こんな美人に尽くされている天馬がうらやましく思える。
「あっ!あと様付けで呼ぶのやめましょうよ。教わってるの俺だし、むず痒いんですよね。」
「そうですか、では衛宮君と呼びましょう。しかし、零士様のご友人をそのように呼ぶのは失礼なため他の方がいる前では様付けで呼ばせてもらいます。」
それぐらいだったら全然平気だ。
ローゼさんはとても話の分かる人だ。
「そうでした。衛宮君、ここだけの話先ほどの零士様の評価を覚えてます?」
「食えなくはないとかなんとかってやつですか?」
「それです。実は零士様の食えなくないはそこそこいけるという意味なので気にしないでください。まずいと思ったら吐き出して容赦なく言う人なので。」
ローゼさんといるとどんどん天馬の新しい一面が見れる。
「衛宮君は筋がいいので教え甲斐がありますし、どんどん成長しますよ。」
「ほんとですか!ローゼさんにそういってもらえると嬉しいな。」
ローゼさんは本当にいい人だ。
(いるんだなぁ~こういう欠点のない人って。)
「ただし・・・・」
(ん?)
「零士様へ餌付けなどをして私の場所を奪ったら・・・・・ね?」
俺の首筋には料理に使うであろう切れ味抜群の包丁が突き付けられている。
ここには二人しかいないため誰が持っているのかは言うまでもない。
「・・・・へっ?」
どうなってるんだ。意味が分からない。
ローゼさんの目からなんか光が消えてる気がするし…
「返事は?」
包丁が首に少し食い込み薄く血が出る。
「は、はいぃ‼もちろんそのようなことは致しません。神に誓って!」
「そう・・・・」
ローゼさんがうつむいたためその表情は読み取れない。
「なら良かったです。」
目に光が戻り満面の笑みでローゼさんは顔を上げた。包丁もすでに首筋から離れているため一安心。
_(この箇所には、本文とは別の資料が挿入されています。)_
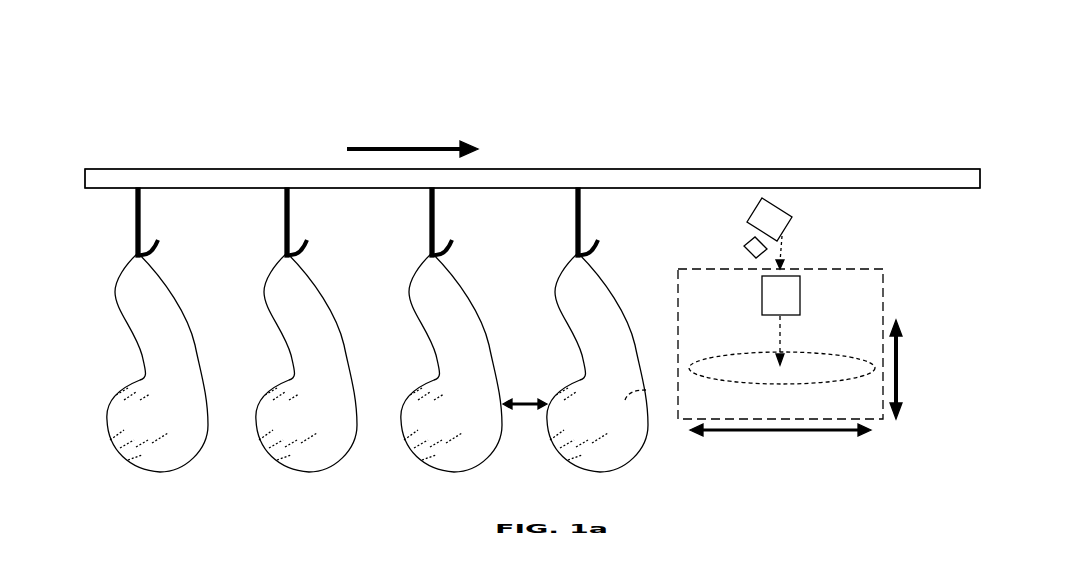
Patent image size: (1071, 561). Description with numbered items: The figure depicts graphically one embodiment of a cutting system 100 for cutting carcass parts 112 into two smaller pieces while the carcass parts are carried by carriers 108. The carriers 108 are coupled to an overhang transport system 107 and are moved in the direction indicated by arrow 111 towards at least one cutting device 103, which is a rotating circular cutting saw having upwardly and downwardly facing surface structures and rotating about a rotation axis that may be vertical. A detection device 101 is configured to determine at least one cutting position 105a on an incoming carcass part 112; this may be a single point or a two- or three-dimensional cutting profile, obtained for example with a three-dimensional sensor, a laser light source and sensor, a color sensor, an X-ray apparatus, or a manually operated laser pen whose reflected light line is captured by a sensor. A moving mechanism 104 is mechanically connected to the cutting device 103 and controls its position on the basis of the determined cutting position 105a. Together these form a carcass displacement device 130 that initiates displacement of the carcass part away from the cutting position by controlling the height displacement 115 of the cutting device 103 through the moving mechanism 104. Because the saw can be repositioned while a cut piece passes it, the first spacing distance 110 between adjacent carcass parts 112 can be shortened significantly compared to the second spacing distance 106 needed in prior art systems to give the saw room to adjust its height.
「それじゃあ、衛宮君。改めて零士様をよろしくお願いします。」
「はい…」
俺はこの時思ったんだ。
完璧な人なんていないんだなって…
代表は原作通り一夏になりました。
そしてうちの金髪はチョロインじゃありません!
衛宮はちーちゃんからダメだといわれました(無茶するから)。
鳴海?訓練機のザコが選ばれるわけありません(白目)。
因みにローゼ=キルヒナーさんは三人目のネームドとなるキャラですね。